Melansir CryptoNewsFlash, Jumat (22/11/2024), kripto di sana dikategorikan sebagai pendapatan lain-lain. Aset digital tersebut dikenakan tarif pajak 55%, tergantung pada tingkat pendapatan seseorang di Jepang.
Namun, perubahan yang akan diterapkan ialah mengkategorikan keuntungan yang hanya akan dikenakan pajak tetap sebesar 20%, menjadi sama dengan pajak pendapatan perdagangan saham.
Tujuan perubahan perpajakan ini untuk mengefisiensikan pajak dan mendorong lebih banyak investasi dalam aset digital, sehingga mendukung perluasan industri kripto di Jepang.
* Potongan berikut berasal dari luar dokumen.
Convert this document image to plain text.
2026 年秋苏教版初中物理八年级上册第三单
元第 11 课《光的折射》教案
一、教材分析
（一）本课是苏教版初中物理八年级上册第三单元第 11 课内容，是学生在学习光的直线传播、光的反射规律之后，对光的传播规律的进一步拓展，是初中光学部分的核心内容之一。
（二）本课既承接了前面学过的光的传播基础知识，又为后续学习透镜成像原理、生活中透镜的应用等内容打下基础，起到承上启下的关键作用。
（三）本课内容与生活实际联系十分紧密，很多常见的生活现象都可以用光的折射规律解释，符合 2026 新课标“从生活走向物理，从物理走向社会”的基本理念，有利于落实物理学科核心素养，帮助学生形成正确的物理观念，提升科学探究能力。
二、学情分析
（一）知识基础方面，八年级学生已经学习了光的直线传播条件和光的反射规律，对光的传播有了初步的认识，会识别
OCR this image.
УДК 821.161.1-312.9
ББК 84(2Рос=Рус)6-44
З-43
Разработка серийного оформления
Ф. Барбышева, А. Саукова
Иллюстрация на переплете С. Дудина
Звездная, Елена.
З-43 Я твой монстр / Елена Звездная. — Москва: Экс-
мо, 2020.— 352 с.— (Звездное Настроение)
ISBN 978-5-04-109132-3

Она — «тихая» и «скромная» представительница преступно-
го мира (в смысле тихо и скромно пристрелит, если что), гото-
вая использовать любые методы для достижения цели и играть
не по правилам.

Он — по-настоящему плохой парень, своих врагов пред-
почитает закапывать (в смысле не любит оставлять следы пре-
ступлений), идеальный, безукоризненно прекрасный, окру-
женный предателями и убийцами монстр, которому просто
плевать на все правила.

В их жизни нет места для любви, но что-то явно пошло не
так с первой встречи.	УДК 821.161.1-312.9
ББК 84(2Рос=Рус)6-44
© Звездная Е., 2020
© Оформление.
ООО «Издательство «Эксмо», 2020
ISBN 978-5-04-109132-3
Selain perubahan pajak, paket stimulus pemerintah Jepang juga mengusulkan tingkat pendapatan bebas pajak dari ¥ 1,03 juta menjadi ¥ 1,78 juta, sehingga memberikan keringanan keuangan yang besar bagi rumah tangga kelas menengah.
Upaya ini sesuai dengan rencana pemerintah di sana yang lebih ingin mengurangi kesenjangan ekonomi dan meningkatkan belanja konsumen.
Selain itu, Jepang juga tengah berfokus pada pengembangan teknologi dengan tujuan investasi di industri inovatif seperti semikonduktor dan kecerdasan buatan atau artificial intelligence (AI). Hal ini dilakukan tidak hanya mendorong pemulihan ekonomi secara instan, tetapi juga menjamin daya saing jangka panjang Jepang di pasar global.